DCs have been shown to be important in AR. The number of DCs in the nasal mucosa of patients with AR were dramatically reduced following intranasal corticosteroid therapy (13,14). Moreover, KleinJan et al (15) reported that DCs in the nasal mucosa of symptomatic AR patients displayed a more mature phenotype (expressing CD86). In previous studies on AR models, mDCs have been shown to upregulate the expression of the Th2-cell cytokines IL-4, IL-5 and IL-13, and induce eosinophilic inflammation (15,16). However, the effects of the knockdown of CD86 in DCs on the differentiation and cytokine secretion by T cells in AR are not yet known.

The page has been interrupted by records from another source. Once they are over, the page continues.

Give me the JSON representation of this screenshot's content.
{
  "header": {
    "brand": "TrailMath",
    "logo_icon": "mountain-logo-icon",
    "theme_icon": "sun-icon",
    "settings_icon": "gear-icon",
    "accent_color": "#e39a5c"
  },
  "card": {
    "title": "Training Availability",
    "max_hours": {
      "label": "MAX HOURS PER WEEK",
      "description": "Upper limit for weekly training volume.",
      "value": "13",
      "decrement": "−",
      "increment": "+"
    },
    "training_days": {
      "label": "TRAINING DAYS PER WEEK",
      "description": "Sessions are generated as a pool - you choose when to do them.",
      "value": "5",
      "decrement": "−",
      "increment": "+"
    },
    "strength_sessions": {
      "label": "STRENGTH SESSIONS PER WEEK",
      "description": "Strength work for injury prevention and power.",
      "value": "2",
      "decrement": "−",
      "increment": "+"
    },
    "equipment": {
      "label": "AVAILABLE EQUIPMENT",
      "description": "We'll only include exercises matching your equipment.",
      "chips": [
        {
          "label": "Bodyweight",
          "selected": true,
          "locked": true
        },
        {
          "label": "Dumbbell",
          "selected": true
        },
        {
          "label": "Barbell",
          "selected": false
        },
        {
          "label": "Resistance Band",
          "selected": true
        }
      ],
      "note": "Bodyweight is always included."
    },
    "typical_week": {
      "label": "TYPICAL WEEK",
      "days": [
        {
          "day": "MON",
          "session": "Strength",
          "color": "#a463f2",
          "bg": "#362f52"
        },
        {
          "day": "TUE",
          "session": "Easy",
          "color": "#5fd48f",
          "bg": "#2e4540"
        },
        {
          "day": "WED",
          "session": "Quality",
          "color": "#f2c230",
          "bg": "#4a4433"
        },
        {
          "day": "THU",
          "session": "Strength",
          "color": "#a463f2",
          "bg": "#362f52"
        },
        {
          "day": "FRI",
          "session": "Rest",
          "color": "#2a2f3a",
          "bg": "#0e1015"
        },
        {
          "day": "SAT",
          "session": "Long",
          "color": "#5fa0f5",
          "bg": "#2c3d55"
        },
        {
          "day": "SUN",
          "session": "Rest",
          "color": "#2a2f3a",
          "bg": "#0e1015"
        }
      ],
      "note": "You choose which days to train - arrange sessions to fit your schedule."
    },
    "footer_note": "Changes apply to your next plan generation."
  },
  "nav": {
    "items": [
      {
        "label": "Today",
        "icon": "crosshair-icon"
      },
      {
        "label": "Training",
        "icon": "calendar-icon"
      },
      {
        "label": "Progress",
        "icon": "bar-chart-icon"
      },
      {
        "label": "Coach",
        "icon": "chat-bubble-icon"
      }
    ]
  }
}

RNA interference is an approach to gene silencing. Small interfering RNAs (siRNAs) are small non-coding RNA molecules that are complementary to the mRNA transcript of the target gene. These small RNA molecules elicit the sequence-specific degradation of a complementary mRNA target. Previous studies have reported the effects of siRNA in animal models of AR (16–22). These previous studies targeted CD40, signal transducer and activator of transcription 6, neurokinin-1 receptor, C-C chemokine receptor type 3, transient receptor potential cation subfamily M member 8, phosphatidylinositol-3-kinase C2β and calcium release-activated calcium channel protein 1. In the present study, the effect of the siRNA-mediated silencing of CD86 in DCs on Treg and Th2 cell cytokine production was examined in vitro.

Materials and methods

Clinical specimens

Patients with AR (n=39) and healthy control subjects (n=36) participated in the present study. The patients were diagnosed based on the criteria of the Initiative on Allergic Rhinitis and its Impact on Asthma (23), including a characteristic history of paroxysmal sneezing, watery rhinorrhea, nasal obstruction, positive specific immunoglobulin E (IgE), a positive skin prick test (SPT) and nasal examination. All patients were prohibited from taking any medication within 4 weeks of the study. Patients with infectious rhinitis, an occupational or drug-induced etiology, and those with any complications, were excluded. Healthy control subjects were selected based on the following criteria: No history of allergic diseases, a negative SPT or specific IgE to common allergens (total IgE levels <100 kU/liter). In the siRNA group, DCs from patients with AR were treated with siRNA intervention. In the non-siRNA group, DCs from patients with AR were not treated with siRNA intervention. The healthy control group consisted of healthy subjects. The present study was approved by the Ethics Committee of Chongqing Medical University. Informed consent for all subjects was obtained from parents or legal guardians. All procedures strictly conformed to the principles outlined in the Declaration of Helsinki.

Generation of DCs

A total of 10 ml blood was collected from each subject. Peripheral blood mononuclear cells (PBMCs) were isolated by means of Ficoll-Plaque Plus density gradient centrifugation at 800 × g for 30 min at 4°C. After trypan blue staining, the viability (>95%) of PBMCs was detected by an exclusion assay under an optical microscope. CD14+ monocytes were isolated using magnetic separation (Miltenyi Biotec GmbH). Isolated CD14+ cells were transferred into 96-well plates, at a density of 1.0×106 cells/well in 0.1 ml of complete medium, for 6 days to promote differentiation into immature DCs (imDCs). The complete medium consisted of RPMI-1640 (R&D Systems Inc.), 10% fetal calf serum (R&D Systems Inc.), 100 U/ml penicillin, 100 ng/ml streptomycin, 100 ng/ml recombinant human granulocyte-macrophage colony-stimulating factor (PeproTech, Inc.) and 50 ng/ml recombinant human IL-4 (PeproTech, Inc.). Half the volume of the old media was removed and fresh media was added every 48 h. After 6 days of culture, 100 ng/ml lipopolysaccharide (LPS; Sigma-Aldrich; Merck KGaA) was added to the cells for 24 h. The mDCs were obtained on day 7.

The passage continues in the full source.